As an artist, he has shown in many solo and group exhibitions. They include the ICA, Boston (1972), The Whitney Museum of American Art (1976), Franklin Furnace, NYC (1976), Artists Space, NYC (1976, 1977), McKissick Museum, University of South Carolina (1980), White Columns (1983), Printed Matter (1984), Cologne Art Fair (1990), Antoine Candau, Paris (1990), Eric Stark Gallery (1992), Construction in Process, Lodz (1993), Nine Gallery, Gwangju (2006), Gaya-Fusion. Ubud, (Republic of Indonesia (2006), Amelia Wallace Gallery, SUNY Old Westbury (2007), Wooster Art Space (2007), Bjorn Ressle, NYC (2009), Sideshow, Brooklyn (2009), and The Lab Gallery, NYC (2009). His work has been reviewed by Art in America, The New York Times, Arforum, Art News, The Brooklyn Rail, artcritical.com, ArtNet, and Wolgan Misool (Korea). His works are included in several public and private collections.
WILLIAM INNES HOMER In Memoriam
We were deeply saddened at the passing of our first champion, William Innes Homer [1929-2012]. It was he who made the discovery of the long-lost collection of Arthur Pinajian. That collection will always remain featured on our site as a tribute to his singular vision and his passion for bringing the accomplishments of significant artists to light. He was the dean of American art historians, having been professor and chair emeritus of the University of Delaware’s Department of Art History, a program he made one of the country’s most prestigious. An internationally recognized expert in both European and American painting from the mid-nineteenth through the mid-twentieth centuries, Dr.

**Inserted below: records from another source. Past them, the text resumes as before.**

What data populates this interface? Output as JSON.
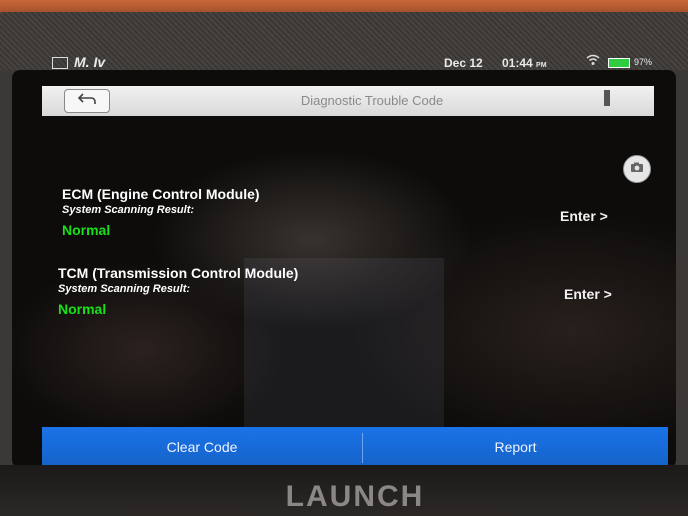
{
  "status_bar": {
    "left_text": "M. Iv",
    "date": "Dec 12",
    "time": "01:44",
    "time_suffix": "PM",
    "battery_percent": "97%",
    "icons": [
      "gallery-icon",
      "wifi-icon",
      "battery-icon"
    ]
  },
  "title_bar": {
    "back_icon": "back-arrow-icon",
    "title": "Diagnostic Trouble Code",
    "camera_icon": "camera-icon"
  },
  "modules": [
    {
      "name": "ECM (Engine Control Module)",
      "scan_label": "System Scanning Result:",
      "result": "Normal",
      "enter_label": "Enter >"
    },
    {
      "name": "TCM (Transmission Control Module)",
      "scan_label": "System Scanning Result:",
      "result": "Normal",
      "enter_label": "Enter >"
    }
  ],
  "bottom_bar": {
    "clear_label": "Clear Code",
    "report_label": "Report"
  },
  "device": {
    "brand": "LAUNCH"
  },
  "colors": {
    "accent": "#1a73e8",
    "normal_status": "#19e119",
    "battery": "#2ecc40"
  }
}
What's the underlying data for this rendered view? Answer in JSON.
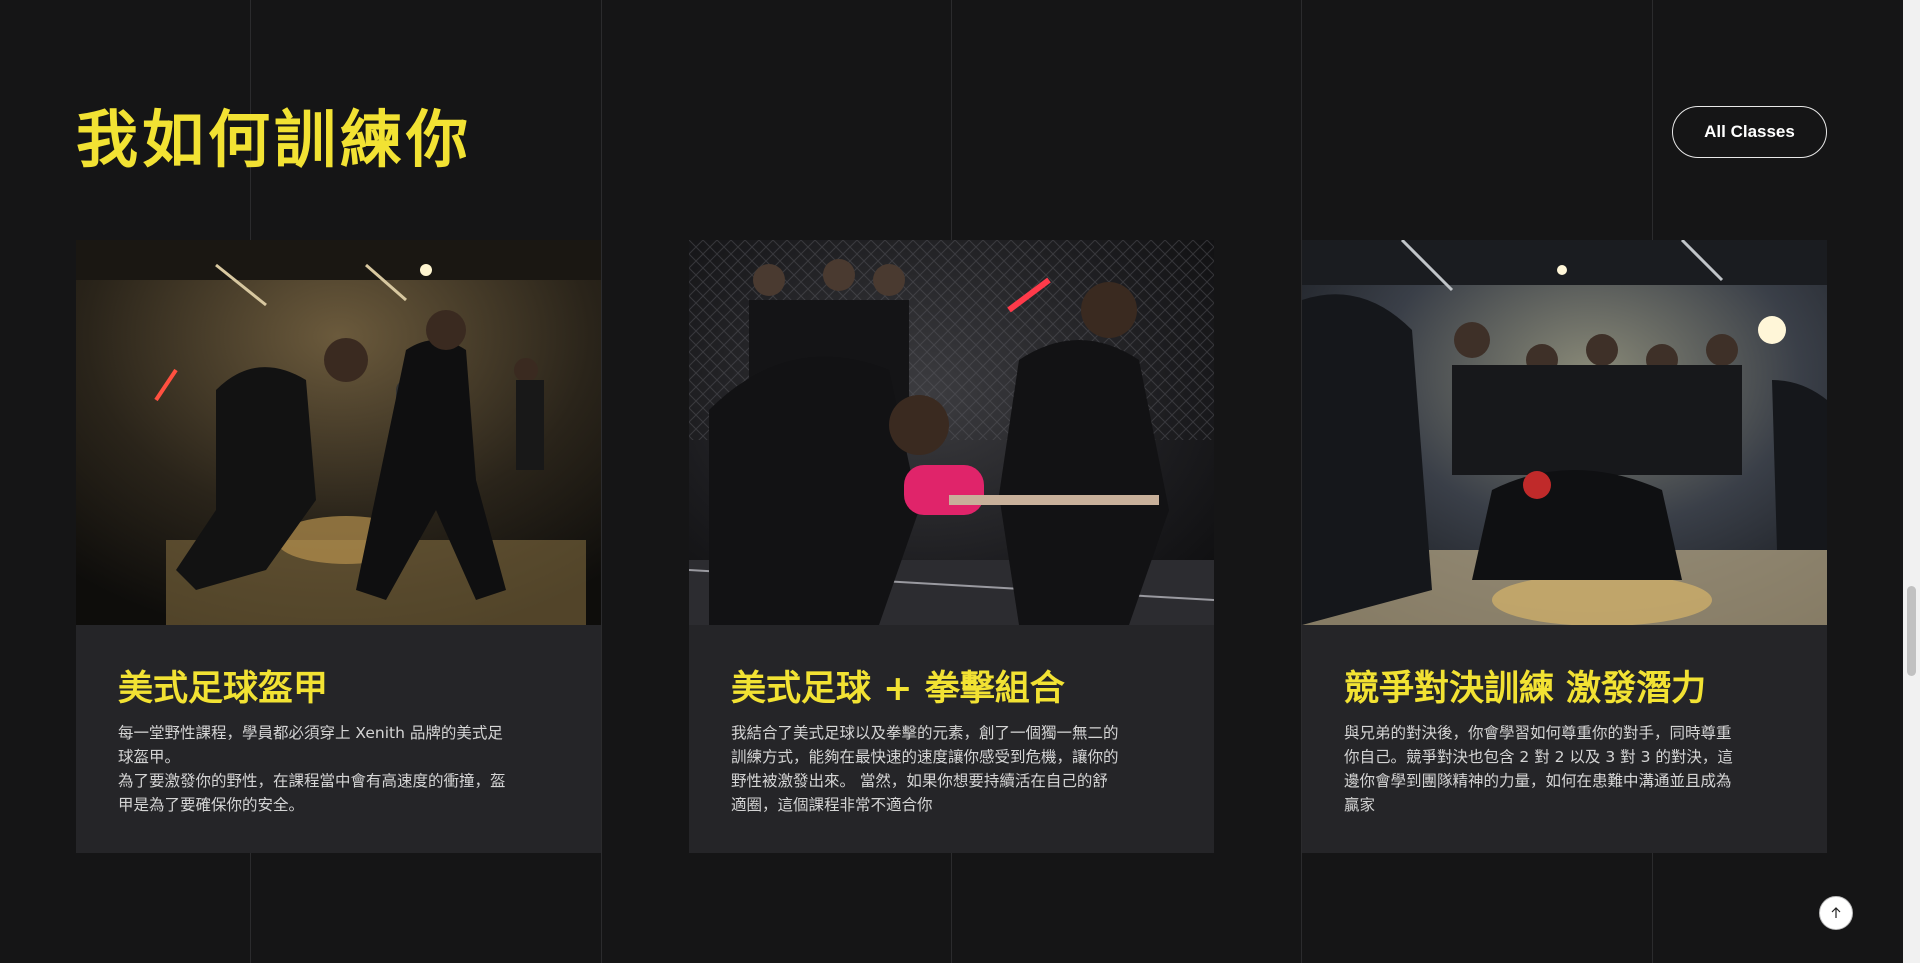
{
  "section": {
    "title": "我如何訓練你",
    "all_classes_label": "All Classes"
  },
  "cards": [
    {
      "title": "美式足球盔甲",
      "photo": "football-armor-training-photo",
      "desc": [
        "每一堂野性課程，學員都必須穿上 Xenith 品牌的美式足",
        "球盔甲。",
        "為了要激發你的野性，在課程當中會有高速度的衝撞，盔",
        "甲是為了要確保你的安全。"
      ]
    },
    {
      "title": "美式足球 + 拳擊組合",
      "photo": "football-boxing-combo-photo",
      "desc": [
        "我結合了美式足球以及拳擊的元素，創了一個獨一無二的",
        "訓練方式，能夠在最快速的速度讓你感受到危機，讓你的",
        "野性被激發出來。 當然，如果你想要持續活在自己的舒",
        "適圈，這個課程非常不適合你"
      ]
    },
    {
      "title": "競爭對決訓練 激發潛力",
      "photo": "competition-duel-training-photo",
      "desc": [
        "與兄弟的對決後，你會學習如何尊重你的對手，同時尊重",
        "你自己。競爭對決也包含 2 對 2 以及 3 對 3 的對決，這",
        "邊你會學到團隊精神的力量，如何在患難中溝通並且成為",
        "贏家"
      ]
    }
  ],
  "colors": {
    "background": "#151516",
    "accent_yellow": "#f2e233",
    "card_bg": "#252528"
  },
  "icons": {
    "back_to_top": "arrow-up-icon"
  }
}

Homer was the author of many critically acclaimed scholarly books and articles, including major books on Georges Seurat, Albert Pinkham Ryder, Alfred Stieglitz, Robert Henri, and Thomas Eakins.
ANTHONY S. KAUFMANN, Publishing Advisor
Tony is the owner of Abaris Books, which is best known for The Illustrated Bartsch. At 104 volumes and counting, it is the world’s most highly-regarded – and most extensive – reference series on the documentation of Old Master prints from 1400 to about 1850. In addition, he has published more than a dozen volumes on the works of Albrecht Dürer, a 10-volume catalogue raisonné of the Drawings of the Rembrandt School, a 2-volume set on The Mastery of Drawing by Joseph Meder, and many other important reference works.
Under his Janus imprint Tony has published a dozen dual-language books of classical philosophy and metaphysics. He is also the managing director of Opal Publishing, an e-publisher, and Eastbridge Books, which specializes in Asian studies.
Tony received his undergraduate degree from Dartmouth College in 1964, his B.Lit. from Oxford University in 1967, and his law degree from the University of Pennsylvania in 1970. He began his law career as a litigator for Mudge Rose of New York, from 1970-1973. From 1973-1978 he was a litigator and corporate attorney for Botein Hayes also of New York. From 1978-1983 he was assistant general corporate counsel for Grolier, and from 1983-1988 he was President of Grolier International businesses.